Manjaro (Arch) testing

My last attempt to get going was to setup an Arch repo in Manjaro on my Lenovo G50 machine and actually test this proper, fully aware of the risk of running such an early build on a laptop with sixteen partitions and multiple operating systems. I tried installing all of the available packages, but it turns out that liri-player-git isn’t there.

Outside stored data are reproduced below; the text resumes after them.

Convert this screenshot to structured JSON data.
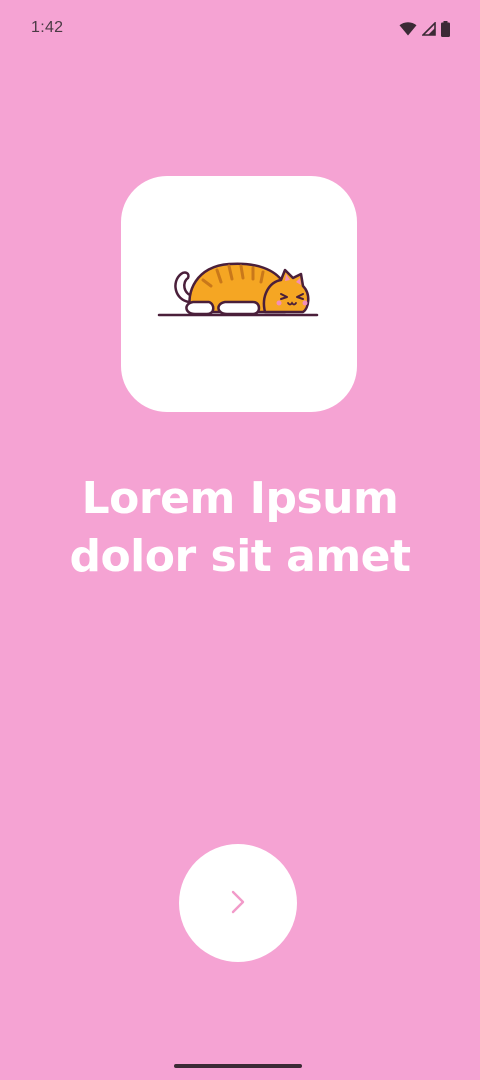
{
  "status_bar": {
    "time": "1:42",
    "icons": [
      "wifi-icon",
      "cellular-signal-icon",
      "battery-icon"
    ]
  },
  "logo": {
    "icon": "sleeping-cat-illustration"
  },
  "headline": {
    "line1": "Lorem Ipsum",
    "line2": "dolor sit amet"
  },
  "next_button": {
    "icon": "chevron-right-icon"
  },
  "colors": {
    "background": "#F5A3D3",
    "card": "#FFFFFF",
    "accent": "#F29AC9",
    "text": "#FFFFFF"
  }
}
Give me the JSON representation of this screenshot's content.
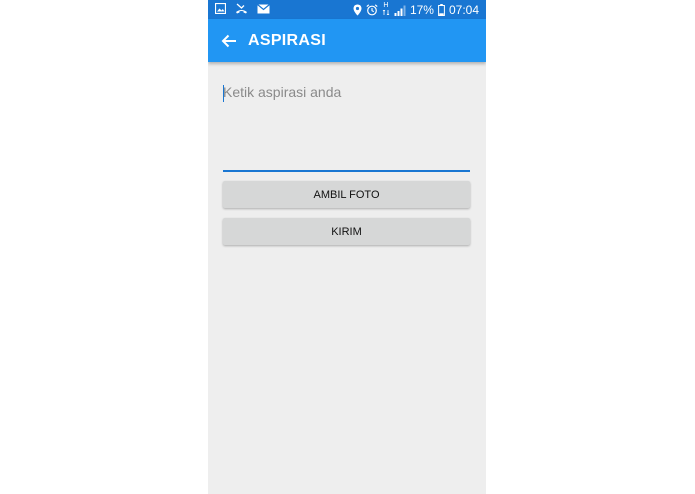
{
  "status_bar": {
    "battery": "17%",
    "time": "07:04",
    "network_label": "H",
    "left_icons": [
      "gallery-icon",
      "missed-call-icon",
      "mail-icon"
    ],
    "right_icons": [
      "location-icon",
      "alarm-icon",
      "signal-icon",
      "battery-icon"
    ]
  },
  "app_bar": {
    "title": "ASPIRASI",
    "back_icon": "back-arrow-icon"
  },
  "form": {
    "aspiration_placeholder": "Ketik aspirasi anda",
    "aspiration_value": ""
  },
  "buttons": {
    "take_photo_label": "AMBIL FOTO",
    "send_label": "KIRIM"
  },
  "colors": {
    "status_bar": "#1976d2",
    "app_bar": "#2196f3",
    "background": "#eeeeee",
    "button": "#d6d7d7",
    "input_underline": "#1976d2"
  }
}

sudo pacman -S liri-shell-git liri-browser-git liri-files-git liri-player-git liri-settings-git liri-terminal-git
error: target not found: liri-player-git

And then, there’s a dependency issue, too:

sudo pacman -S liri-shell-git liri-browser-git liri-files-git liri-settings-git liri-terminal-git
resolving dependencies...
:: There are 2 providers available for phonon-qt5-backend:
:: Repository extra
1) phonon-qt5-gstreamer 2) phonon-qt5-vlc

Enter a number (default=1): 
looking for conflicting packages...
warning: dependency cycle detected:
warning: phonon-qt5-gstreamer will be installed before its phonon-qt5 dependency

I also setup sddm, to be able to switch to Liri on login, in addition to being able to run it directly from a virtual console. In both cases, I got to the desktop environment with a few sexy, enticing icons, but no mouse, and therefore, it was completely useless. Not even Ctrl + Alt + Delete worked. Nor any of the visual consoles. I could only restart the X – even though it’s Wayland – or hard boot. Lastly, there were a few other issues, like running Liri directly with Wayland as the target platform:

liri-session -platform wayland
Failed to create display (no such file or directory)

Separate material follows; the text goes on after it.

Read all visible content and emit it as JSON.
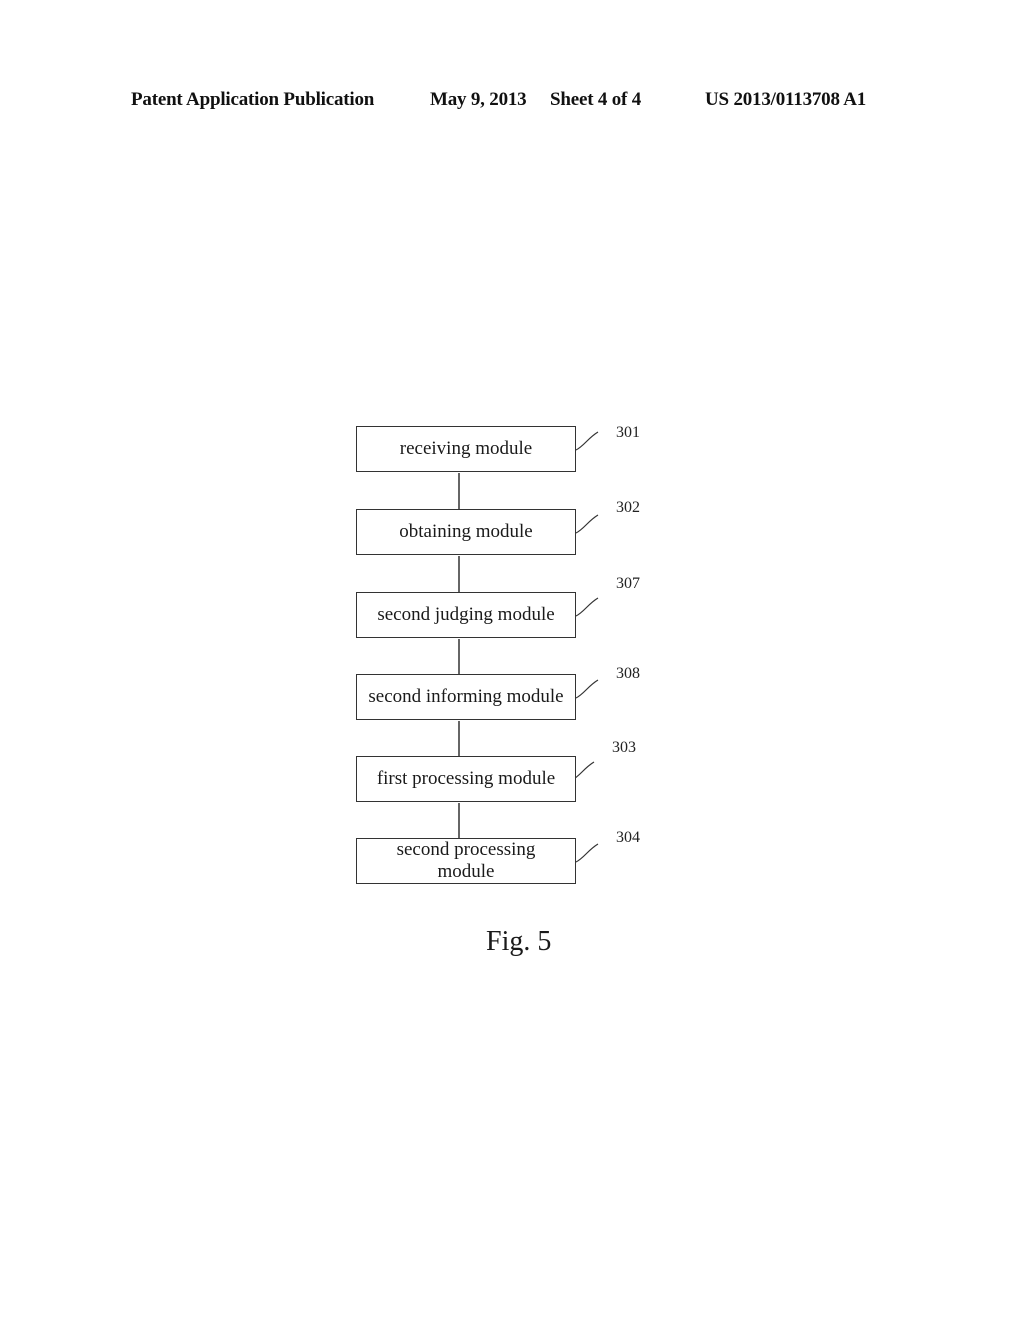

In the end, I never got to see this (official screenshot):

Liri desktop, official screenshot

Conclusion

I feel like Saint Cyril and Methodius, inventing a whole new alphabet, because Alpha sure does not cut it, and we need some odd letter that precedes it. Some kind of a label that marks a software product so unstable that it isn’t even ready for early adopters and tinkerers. It sure does not bode well for the desktop environment, then again, most people will never ever encounter something like this so early. And yet, with such a polished official website, a bold statement and sexy screenshots, I expect more.

I wanted to experience Qt wedded to Material Design, I wanted to see if there’s future and merit in this concept, and maybe one day there will be, but the elevator speech turned out to be a free fall, and it does raise the question of validity of this and similar efforts. Is there really room, apart from personal fun and games for those involved, in starting such a tremendous effort. I struggle to see, and I wish to be surprised and proven wrong, how Liri, or any other small desktop environment ever has hope of making it big with limited resources and less than a razor-sharp mission statement.

That’s it. Is Liri good? I have no idea. And that is not good. For now, it’s a bunch of shiny Googlesque images, and perhaps one day, I will be able to see how serious and advanced this effort is. At the moment, it’s not even ready for the basics, and after three days, the best I can do is this little review. See you around.

  • jawnhenry

    “…and we need some odd letter that precedes it. Some kind of a label that
    marks a software product so unstable that it isn’t even ready for early
    adopters and tinkerers…”

    How about “?”?
    That’s not a “u”, that’s the Greek lower-case symbol for “upsilon”.

    It’s Greek, which automatically lends it the pedigree it needs to be used in such an endeavour (Saints Cyril and Methodius would be proud); and it’s visually close enough to (lower-case) “U” to be pressed into service as meaning “unusable”, an ever-so-slight–but much more accurate–change to the word “unstable”. A thousand pardons.